BACF board member David Hirsch formed the YAC four years ago with four students from every grade at Barrington High School. Now seniors, Sinclair and Slott joined the YAC as freshmen, so they are part of the first group to advance all the way through the program.

When Hirsch started the YAC, the goal was to teach the students about grant making and the inner workings of philanthropic organizations. He did not expect the students to start their own fundraisers. The students thought otherwise. “They felt they should have some skin in the game,” Hirsch says.

On their own initiative, the students organized a school dance three years ago that has become an annual event. “And we actually made quite a bit of money,” Slott says. This year’s dance raised $12,000.
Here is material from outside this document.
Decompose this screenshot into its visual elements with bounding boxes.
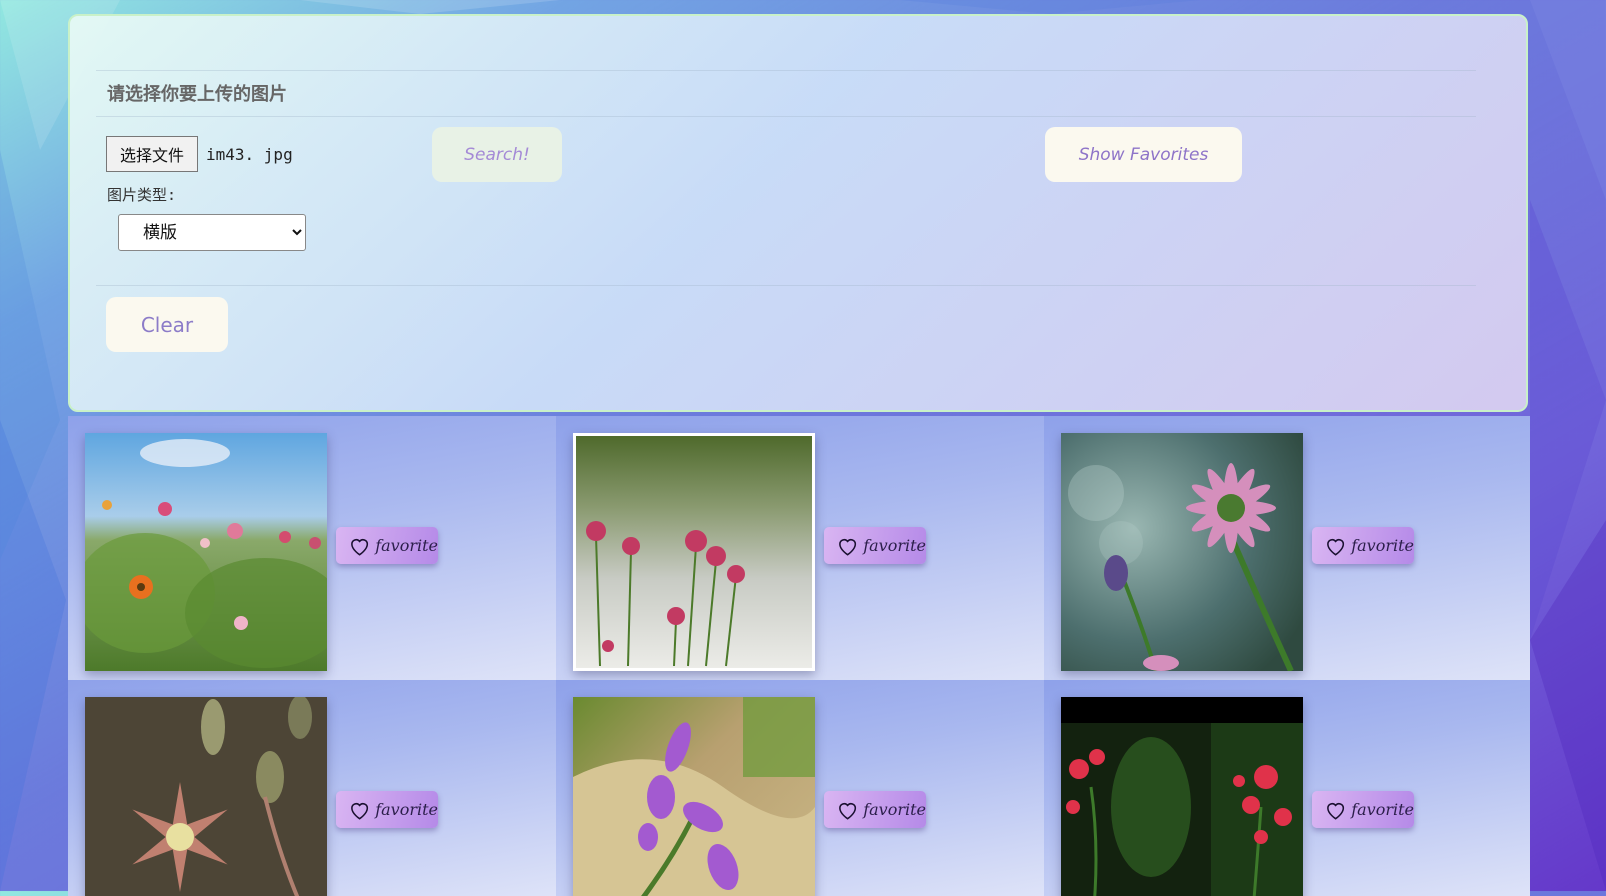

The students also started a Halloween food drive. This year they collected 2,000 pounds of food to donate to the Cuba Township Food Pantry. Sinclair said the students approach such projects with an attitude of “If you want to do something, then let’s do it.”

The students meet with Hirsch once a month after school. They also participate in the BACF’s grant-making process, though only in an advisory capacity.

All agree that the highlight of the year is the Chicago field trip Hirsch plans each spring. He takes the students to such major organizations as the MacArthur Foundation and the McCormick Foundation, as well as smaller charities. “David has a wide network in the city in the nonprofit community,” says BACF board member Kim Duchossois, who became such a fan of the field trips that she tags along. “They’re an unbelievable experience.”

As part of the field trips, Hirsch arranges for the students to have lunch with philanthropic or government leaders. “They’re meeting people they wouldn’t otherwise meet,” he says, “and some of them are influential.”

Those influential people have included Gov. Pat Quinn and entrepreneur StedmanGraham. The meeting with Graham led to him speaking at the high school eight months later. “There’s been a lot of interesting things to come out of the field trips,” Hirsch says.

Students in the YAC also discover philanthropy closer to home. “Through learning about what the BACF has given money to, I have been able to see all the programs and charity work that is going on in the Barrington area,” Sinclair says. He calls the exposure “eye-opening.”

Sinclair and Slott both plan to pursue philanthropy and volunteerism when they enter college next fall.

Hirsch says the YAC has been rewarding for him as well. “It’s a labor of love for me. Youth and community service is my m.o.”

The 14th Annual Donor Appreciation Dinner

On December 5, 2012, guests of the Barrington Area Community Foundation enjoyed a festive evening with dinner, a Foundation program, and honored guest speaker and author Eboo Patel. The presenting sponsor was BMO Harris, and support was also provided by The Garlands of Barrington and the Biltmore Country Club.